AKP’nin 13 yıllık iktidarı ülkeye baskı, zulüm, gerginlik ve yokluk getirmiştir. Silivri toplama kampı, Gezi olaylarında ölen ve yaralananlar, Soma’daki şehitler, Suriye’de çıkarılan iç savaşla milyonların döktüğü gözyaşı hep bu iktidarın zulmünün örnekleridir ve dimağlarda çok tazedir. Son seçimlerde denildiği gibi (“Oy verin gitsinler!”) CHP başından bu yana ülkenin başına bela olan bu iktidarı defetmeye çabalamaktadır ve elbette bu mücadelesini sürdürecektir.

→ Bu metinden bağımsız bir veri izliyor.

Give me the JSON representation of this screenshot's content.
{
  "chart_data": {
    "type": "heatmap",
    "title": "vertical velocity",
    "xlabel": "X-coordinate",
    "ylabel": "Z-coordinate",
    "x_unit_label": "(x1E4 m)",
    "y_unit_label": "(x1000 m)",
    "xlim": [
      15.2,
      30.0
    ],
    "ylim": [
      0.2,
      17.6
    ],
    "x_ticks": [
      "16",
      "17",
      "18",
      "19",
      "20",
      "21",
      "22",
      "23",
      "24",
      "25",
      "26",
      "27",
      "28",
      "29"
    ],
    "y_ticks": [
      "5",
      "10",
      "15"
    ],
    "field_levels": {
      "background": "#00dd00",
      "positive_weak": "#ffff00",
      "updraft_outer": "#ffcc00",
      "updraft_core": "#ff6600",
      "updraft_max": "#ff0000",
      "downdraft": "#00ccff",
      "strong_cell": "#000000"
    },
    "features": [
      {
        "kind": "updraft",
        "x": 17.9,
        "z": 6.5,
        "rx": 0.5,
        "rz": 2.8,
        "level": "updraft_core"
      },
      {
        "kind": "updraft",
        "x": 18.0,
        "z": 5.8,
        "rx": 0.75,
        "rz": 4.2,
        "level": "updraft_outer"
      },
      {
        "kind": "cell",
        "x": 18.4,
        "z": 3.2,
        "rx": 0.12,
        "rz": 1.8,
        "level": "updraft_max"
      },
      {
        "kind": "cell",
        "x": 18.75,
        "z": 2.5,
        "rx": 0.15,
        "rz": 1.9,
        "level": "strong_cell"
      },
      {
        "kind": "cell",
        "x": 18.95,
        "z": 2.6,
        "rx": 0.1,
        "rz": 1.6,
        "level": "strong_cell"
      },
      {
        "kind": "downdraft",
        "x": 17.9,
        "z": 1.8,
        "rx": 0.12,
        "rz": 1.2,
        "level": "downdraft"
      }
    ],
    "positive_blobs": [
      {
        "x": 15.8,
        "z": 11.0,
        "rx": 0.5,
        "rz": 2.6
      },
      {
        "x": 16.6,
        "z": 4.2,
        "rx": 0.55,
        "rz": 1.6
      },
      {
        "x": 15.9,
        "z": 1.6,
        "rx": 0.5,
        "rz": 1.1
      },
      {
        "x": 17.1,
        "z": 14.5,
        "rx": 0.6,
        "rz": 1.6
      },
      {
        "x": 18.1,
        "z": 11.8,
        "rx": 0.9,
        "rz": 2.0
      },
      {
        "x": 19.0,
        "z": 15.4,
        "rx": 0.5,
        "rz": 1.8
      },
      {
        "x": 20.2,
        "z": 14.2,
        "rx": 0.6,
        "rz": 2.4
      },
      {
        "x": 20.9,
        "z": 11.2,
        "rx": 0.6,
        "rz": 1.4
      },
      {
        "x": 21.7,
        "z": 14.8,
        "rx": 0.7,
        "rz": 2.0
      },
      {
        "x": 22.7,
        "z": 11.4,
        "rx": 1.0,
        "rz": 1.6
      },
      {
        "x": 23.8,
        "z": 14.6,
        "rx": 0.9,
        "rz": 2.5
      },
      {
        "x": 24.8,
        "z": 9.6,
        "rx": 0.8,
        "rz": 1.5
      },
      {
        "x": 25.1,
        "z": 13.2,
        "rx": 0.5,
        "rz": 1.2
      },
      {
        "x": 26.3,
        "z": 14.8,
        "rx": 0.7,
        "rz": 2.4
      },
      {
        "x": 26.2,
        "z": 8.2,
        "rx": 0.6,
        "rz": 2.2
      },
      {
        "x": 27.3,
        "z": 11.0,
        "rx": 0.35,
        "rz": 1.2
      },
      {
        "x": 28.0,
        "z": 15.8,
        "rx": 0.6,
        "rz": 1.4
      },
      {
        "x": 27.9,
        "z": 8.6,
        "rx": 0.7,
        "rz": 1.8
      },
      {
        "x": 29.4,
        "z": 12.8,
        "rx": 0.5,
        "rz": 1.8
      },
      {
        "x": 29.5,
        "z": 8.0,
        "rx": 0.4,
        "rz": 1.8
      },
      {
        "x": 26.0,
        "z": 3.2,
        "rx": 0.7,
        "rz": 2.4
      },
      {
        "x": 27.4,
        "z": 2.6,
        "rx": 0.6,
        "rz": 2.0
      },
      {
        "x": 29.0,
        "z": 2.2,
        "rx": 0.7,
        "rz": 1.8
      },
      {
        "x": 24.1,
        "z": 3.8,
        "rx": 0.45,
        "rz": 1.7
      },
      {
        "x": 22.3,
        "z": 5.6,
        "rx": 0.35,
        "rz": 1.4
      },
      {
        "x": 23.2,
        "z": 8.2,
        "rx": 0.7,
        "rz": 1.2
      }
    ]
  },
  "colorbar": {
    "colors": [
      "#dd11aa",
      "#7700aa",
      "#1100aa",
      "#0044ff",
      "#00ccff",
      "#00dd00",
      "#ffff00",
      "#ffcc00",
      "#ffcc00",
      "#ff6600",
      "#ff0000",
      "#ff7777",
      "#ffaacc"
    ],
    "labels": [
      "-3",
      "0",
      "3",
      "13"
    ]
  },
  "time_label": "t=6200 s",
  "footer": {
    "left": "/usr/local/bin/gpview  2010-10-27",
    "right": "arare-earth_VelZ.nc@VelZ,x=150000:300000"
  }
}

Kuşkusuz böylesi nefret uyandıran bir iktidarın ortağı olmak şimdiye dek yapılanları ibra etmek anlamına gelecektir. Üstelik kurulacak bir ortaklık daha iyi bir iktidar üretmeyecek, yaşananlar unutulmayacak ve halkın nefreti azalmayacaktır. Kaldı ki, AKP ile CHP’nin bir koalisyon protokolü imzalayacak ölçüde hiçbir ortak ilke ya da ülküsü yoktur.
Seçimler sonrası gelinen nokta herkes tarafından doğru değerlendirilmelidir:
Malum; son seçimlerde halk başkanlık sistemine geçit vermemiştir. Bu mutluluk vericidir.
Öte yandan, halk AKP’ye de tek başına hükümeti kuracak çoğunluğu da vermemiş, sadece birinci parti yapmıştır. O halde AKP, iktidarını ancak bir koalisyonla yürütebilir. Fakat bunun en doğalı AKP’nin kendisine en yakın programa sahip siyasal partiyle bu koalisyonu oluşturmasıdır. Ve bu, asla CHP değildir, olmamalıdır!
Halk hükümet kurma görevini CHP’ye de tek başına vermemiştir. Bu durumda, bir hükümet oluşturma görevi düşecekse, bunun kiminle olacağı ve koşulları (Parti Meclisinden alınan bir kararla yetinmeyerek) mutlaka bir küçük kurultayın toplanmasıyla sağlanmalıdır.
CHP yönetimi kuşkusuz bilgi, birikim ve deneyim sahibidir. Son seçimlerde alınan oy oranını AKP ile ortaklığa varacak ölçüde başarısız bulması mantık dışıdır.